# Tropical Ice "C" Version



## Rob Fisher (21/12/15)

I don't hang around in this thread very much at all because my last two attempts at real DIY didn't go very well. However mini DIY seems to be working for me... and whats "Mini DIY" you ask?

Well Mini DIY is taking juices you love and mixing them.

It all started some time back when I took plain Menthol Ice and added Coconut concentrate to it and Tropical Ice was born... it then went main stream and continues to be one of Vapour Mountain top sellers.

My next attempt was last week when I took a soon to hit the market Coffee Shake juice that has HUGE potential and mixed it with the new Lemon Creams (Creamy Lemon Biscuit) and Lemon Creams Dripped in Coffee was born for me.

So today I want a Tropical Ice version that I can use in some of my Sub Ohm tanks... straight Tropical Ice is way to powerful to go straight into a tank... I'm still playing with the mix of adding PG/VG and a little extra coconut concentrate to it and so far so good...

Tropical Ice "C" version is being born as we speak!

Reactions: Like 6


----------



## Rob Fisher (21/12/15)

The Steam Engine on the Snow Wolf 200W with Tropical Ice "C".

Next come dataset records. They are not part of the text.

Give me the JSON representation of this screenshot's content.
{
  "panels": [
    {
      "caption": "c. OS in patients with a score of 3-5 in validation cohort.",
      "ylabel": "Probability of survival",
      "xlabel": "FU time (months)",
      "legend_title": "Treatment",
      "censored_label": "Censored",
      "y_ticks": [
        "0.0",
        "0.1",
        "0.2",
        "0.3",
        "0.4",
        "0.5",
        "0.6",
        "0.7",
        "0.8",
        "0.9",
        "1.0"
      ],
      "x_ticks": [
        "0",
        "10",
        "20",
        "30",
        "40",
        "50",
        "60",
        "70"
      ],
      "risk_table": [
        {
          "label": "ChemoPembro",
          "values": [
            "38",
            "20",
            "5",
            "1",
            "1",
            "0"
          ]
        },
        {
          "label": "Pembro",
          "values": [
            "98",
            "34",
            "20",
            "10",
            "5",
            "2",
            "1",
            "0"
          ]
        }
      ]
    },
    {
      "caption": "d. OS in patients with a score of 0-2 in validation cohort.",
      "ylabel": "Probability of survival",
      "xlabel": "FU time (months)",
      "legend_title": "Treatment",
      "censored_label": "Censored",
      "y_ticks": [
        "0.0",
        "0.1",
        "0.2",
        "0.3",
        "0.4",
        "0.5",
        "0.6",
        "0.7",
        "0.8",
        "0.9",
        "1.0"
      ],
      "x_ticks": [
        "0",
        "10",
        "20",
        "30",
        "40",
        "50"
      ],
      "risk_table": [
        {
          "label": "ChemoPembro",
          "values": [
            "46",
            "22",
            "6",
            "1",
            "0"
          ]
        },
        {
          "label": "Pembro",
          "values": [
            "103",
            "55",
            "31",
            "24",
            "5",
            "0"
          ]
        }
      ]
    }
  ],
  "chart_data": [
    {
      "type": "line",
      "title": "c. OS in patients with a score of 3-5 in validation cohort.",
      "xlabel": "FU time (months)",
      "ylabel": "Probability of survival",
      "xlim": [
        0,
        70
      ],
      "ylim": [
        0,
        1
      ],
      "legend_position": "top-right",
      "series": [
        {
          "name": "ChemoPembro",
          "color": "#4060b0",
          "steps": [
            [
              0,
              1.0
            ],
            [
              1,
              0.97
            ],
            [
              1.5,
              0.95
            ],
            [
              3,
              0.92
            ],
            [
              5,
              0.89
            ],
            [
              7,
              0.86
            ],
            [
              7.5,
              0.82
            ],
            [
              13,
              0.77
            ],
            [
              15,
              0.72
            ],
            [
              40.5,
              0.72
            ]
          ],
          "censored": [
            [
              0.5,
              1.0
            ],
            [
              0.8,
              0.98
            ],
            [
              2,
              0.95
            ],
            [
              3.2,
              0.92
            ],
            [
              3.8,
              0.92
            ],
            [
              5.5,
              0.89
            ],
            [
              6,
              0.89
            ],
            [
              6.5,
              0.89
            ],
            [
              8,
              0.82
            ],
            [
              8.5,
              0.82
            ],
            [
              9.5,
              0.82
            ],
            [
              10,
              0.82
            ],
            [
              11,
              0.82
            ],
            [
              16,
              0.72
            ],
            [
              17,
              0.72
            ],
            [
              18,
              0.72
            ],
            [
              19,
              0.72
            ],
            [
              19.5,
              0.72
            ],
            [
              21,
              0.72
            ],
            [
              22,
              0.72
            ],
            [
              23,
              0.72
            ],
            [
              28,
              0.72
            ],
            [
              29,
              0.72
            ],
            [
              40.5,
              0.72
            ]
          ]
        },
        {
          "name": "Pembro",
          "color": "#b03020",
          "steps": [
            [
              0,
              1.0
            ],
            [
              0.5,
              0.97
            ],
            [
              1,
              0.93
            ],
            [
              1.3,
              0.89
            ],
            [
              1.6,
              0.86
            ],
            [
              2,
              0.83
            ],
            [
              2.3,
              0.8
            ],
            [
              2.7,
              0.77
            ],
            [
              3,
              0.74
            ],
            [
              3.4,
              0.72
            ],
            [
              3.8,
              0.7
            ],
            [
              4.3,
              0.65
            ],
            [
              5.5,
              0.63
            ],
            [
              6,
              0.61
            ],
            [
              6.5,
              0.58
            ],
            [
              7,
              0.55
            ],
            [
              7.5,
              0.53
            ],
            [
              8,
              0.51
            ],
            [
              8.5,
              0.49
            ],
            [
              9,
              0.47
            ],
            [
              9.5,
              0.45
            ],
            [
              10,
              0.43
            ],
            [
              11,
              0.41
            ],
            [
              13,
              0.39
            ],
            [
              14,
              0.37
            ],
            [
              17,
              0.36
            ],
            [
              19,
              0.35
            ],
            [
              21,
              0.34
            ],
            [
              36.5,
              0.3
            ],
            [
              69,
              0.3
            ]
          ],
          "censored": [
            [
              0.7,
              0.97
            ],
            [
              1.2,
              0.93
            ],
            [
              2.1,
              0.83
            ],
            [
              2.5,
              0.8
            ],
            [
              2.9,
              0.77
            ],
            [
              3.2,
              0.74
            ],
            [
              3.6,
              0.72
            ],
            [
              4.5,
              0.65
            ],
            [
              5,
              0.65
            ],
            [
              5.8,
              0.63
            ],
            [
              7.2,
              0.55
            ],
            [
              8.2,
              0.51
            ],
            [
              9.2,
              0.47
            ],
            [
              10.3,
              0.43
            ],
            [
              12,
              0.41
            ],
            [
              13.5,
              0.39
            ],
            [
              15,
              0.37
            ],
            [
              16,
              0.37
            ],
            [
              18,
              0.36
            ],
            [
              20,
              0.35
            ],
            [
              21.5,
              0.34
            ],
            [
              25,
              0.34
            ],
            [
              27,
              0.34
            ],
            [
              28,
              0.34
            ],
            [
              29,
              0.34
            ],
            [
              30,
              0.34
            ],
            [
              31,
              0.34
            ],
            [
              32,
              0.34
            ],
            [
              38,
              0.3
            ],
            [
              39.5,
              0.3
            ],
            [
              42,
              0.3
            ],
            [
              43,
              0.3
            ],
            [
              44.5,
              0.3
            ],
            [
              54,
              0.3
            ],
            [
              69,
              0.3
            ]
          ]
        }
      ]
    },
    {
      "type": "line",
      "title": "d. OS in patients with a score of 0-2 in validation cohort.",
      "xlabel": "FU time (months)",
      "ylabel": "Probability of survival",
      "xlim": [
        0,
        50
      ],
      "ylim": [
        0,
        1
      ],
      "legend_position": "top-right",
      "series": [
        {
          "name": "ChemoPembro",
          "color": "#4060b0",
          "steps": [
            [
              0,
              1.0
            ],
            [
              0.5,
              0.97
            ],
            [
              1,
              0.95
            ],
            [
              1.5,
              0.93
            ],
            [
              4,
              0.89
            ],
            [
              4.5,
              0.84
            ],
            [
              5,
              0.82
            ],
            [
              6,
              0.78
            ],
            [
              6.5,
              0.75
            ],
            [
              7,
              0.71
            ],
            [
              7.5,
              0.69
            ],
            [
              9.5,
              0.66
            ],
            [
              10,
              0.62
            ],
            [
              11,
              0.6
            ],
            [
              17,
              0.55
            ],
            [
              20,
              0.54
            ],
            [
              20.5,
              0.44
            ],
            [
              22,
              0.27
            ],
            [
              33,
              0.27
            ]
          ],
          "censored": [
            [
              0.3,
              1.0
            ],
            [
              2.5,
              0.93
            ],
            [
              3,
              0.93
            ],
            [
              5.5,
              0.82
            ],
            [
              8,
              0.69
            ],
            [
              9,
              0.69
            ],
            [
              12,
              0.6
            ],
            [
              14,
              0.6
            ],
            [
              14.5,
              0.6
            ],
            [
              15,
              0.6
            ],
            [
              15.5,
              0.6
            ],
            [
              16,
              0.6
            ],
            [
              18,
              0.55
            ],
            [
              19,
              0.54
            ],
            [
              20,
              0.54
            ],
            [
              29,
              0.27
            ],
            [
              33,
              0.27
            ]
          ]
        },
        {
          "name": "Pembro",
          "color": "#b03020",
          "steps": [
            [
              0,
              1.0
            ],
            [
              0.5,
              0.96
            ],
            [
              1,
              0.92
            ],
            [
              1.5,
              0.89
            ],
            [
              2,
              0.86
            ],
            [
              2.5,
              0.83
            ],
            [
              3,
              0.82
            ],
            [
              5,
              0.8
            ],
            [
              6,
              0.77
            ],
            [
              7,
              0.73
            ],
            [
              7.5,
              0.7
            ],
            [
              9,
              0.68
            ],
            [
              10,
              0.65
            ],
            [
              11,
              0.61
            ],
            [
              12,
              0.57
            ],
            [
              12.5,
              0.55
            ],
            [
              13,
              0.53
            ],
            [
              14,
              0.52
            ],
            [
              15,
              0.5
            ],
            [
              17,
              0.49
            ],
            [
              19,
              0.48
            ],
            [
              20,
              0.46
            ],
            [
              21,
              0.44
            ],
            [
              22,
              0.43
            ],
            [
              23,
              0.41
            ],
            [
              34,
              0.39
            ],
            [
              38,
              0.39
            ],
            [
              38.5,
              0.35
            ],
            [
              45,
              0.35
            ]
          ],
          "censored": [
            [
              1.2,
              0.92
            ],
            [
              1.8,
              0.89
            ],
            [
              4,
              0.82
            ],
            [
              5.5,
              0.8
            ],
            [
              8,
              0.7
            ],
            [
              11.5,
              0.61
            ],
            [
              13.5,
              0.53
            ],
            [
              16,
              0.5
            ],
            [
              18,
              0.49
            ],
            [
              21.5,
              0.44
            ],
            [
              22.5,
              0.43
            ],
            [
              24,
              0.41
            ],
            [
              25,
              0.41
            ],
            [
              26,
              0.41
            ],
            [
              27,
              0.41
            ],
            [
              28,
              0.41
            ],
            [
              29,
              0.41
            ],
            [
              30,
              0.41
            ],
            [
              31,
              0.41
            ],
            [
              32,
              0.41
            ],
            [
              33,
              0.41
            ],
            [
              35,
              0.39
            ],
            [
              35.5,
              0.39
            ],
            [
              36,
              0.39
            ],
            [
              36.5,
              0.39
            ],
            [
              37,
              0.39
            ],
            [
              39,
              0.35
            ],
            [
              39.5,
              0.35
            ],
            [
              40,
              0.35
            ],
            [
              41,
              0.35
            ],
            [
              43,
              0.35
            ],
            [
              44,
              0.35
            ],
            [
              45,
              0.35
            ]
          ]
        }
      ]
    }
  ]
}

Reactions: Like 8 | Winner 3


----------



## Silver (21/12/15)

Loving the posts and the pics @Rob Fisher !
There is so much to be gained regarding tweaking juices slightly.
For me, its my bottle of VM menthol concentrate and my PG/VG zero nic bottle - that way I can do quite a bit of tinkering - with some decent results

Reactions: Like 1 | Informative 1


----------



## hands (21/12/15)

That how my diy started, your next step would be to order every concentrate you can get and go mad by making a lot of crap juice and a few gems.

Reactions: Like 1 | Agree 1 | Funny 3


----------



## Viper_SA (21/12/15)

Remember gents, 'caring is sharing'.....

Reactions: Funny 2


----------